Integration capabilities: Enhance your BI process with the help of integrations. With the help of Zapier, you can connect BI tools like Zoho Analytics with thousands of popular apps to make BI seamless.
Extensive data visualization options: Most BI solutions have data visualization capabilities, but not all are equal in this area. SAS Viya specializes in visualization, turning your data into captivating visual dashboards.
Here's a list of the best business intelligence software to get you started.
Once you've implemented business intelligence software, automate it with Zapier so you can spend time making your customers happy instead of frying your brain staring at spreadsheets.
Business Intelligence FAQ
Here are some quickfire FAQs, so you don't have to sift through 2,000-something words to find out whether or not you need to have a PhD in data science to use business intelligence effectively (you don't):
What is the main purpose of business intelligence?

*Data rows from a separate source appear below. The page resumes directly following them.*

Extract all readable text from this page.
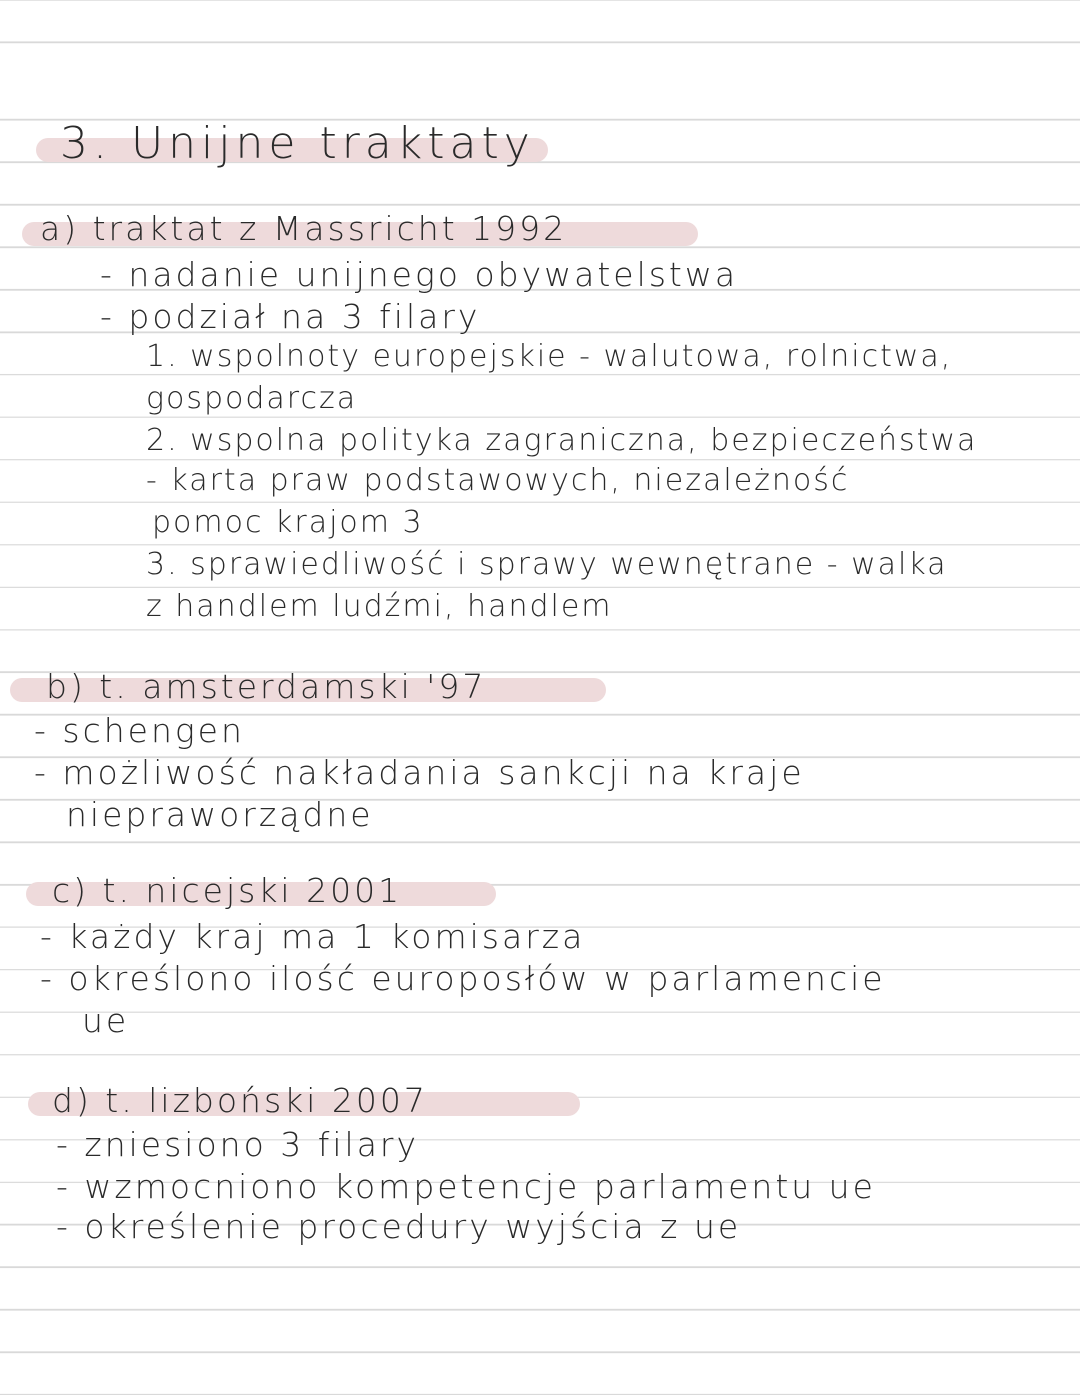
3. Unijne traktaty
a) traktat z Massricht 1992
- nadanie unijnego obywatelstwa
- podział na 3 filary
1. wspolnoty europejskie - walutowa, rolnictwa,
gospodarcza
2. wspolna polityka zagraniczna, bezpieczeństwa
- karta praw podstawowych, niezależność
pomoc krajom 3
3. sprawiedliwość i sprawy wewnętrane - walka
z handlem ludźmi, handlem
b) t. amsterdamski '97
- schengen
- możliwość nakładania sankcji na kraje
niepraworządne
c) t. nicejski 2001
- każdy kraj ma 1 komisarza
- określono ilość europosłów w parlamencie
ue
d) t. lizboński 2007
- zniesiono 3 filary
- wzmocniono kompetencje parlamentu ue
- określenie procedury wyjścia z ue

The core objective of business intelligence is to convert data into actionable insights. By analyzing raw data, BI helps organizations make strategic decisions, identify opportunities for improvement, and gain a competitive edge.
How do I learn business intelligence?
You don't need a PhD to get into BI—start with some online courses that cover the basics, like data analysis and pattern recognition. Throw in a bit of practice with popular BI tools and maybe a few YouTube tutorials, and you'll be on your way. As you progress, don't overlook the power of a good BI community forum, where you can glean insights from those who have navigated this path for a long time.
To be clear: there are seasoned BI experts out there who have spent years refining their knowledge in this field. Their depth of understanding is something to aspire to, but it's not impossible to achieve.
Does business intelligence need coding?
Coding can be a plus when you want to go all mad scientist with your data, but it's not a must. Plenty of BI tools today are like Star Wars-themed LEGO sets—they let you piece together nifty data models without actually knowing the mechanics or science behind the Millennium Falcon. But dabbling in a bit of SQL or Python can definitely add some muscle to your BI game.